Entre el mar y la copa, el momento en que el tiempo se detiene.
Una terraza junto al agua, un Spritz, el Mediterráneo brillando. Esta colección nació de uno de esos momentos italianos donde todo es simple y todo es perfecto.
Hay lugares donde uno se sienta y no quiere volver a levantarse. Capri tiene una docena de terrazas así. Mesas al borde del agua, manteles blancos que se mueven con el viento, limoneros en maceta, el azul del Mediterráneo justo ahí, al alcance de la mano.
Se pide un Spritz. Se mira el mar. El sol desciende lentamente y hace brillar la superficie del agua. El camarero pasa con una sonrisa. No se sabe cuánto tiempo se ha estado allí y no importa en absoluto.
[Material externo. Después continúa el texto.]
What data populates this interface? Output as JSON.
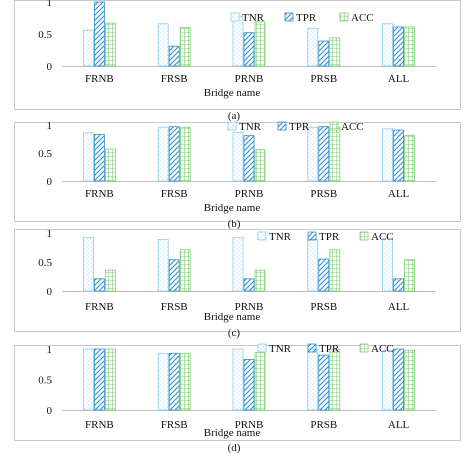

Esta colección es ese momento. El vestido que se lleva para cenar junto al agua. La camisa que se pone para un paseo después del aperitivo. El pantalón fluido que va del restaurante a la playa sin transición.
Colores que huelen a verano italiano — el azul del mar, el amarillo de los limones, el blanco de las paredes, el naranja del Spritz. Tejidos ligeros, cortes que se mueven con la brisa. Para una noche en Capri o un jueves en su terraza — el resultado es el mismo.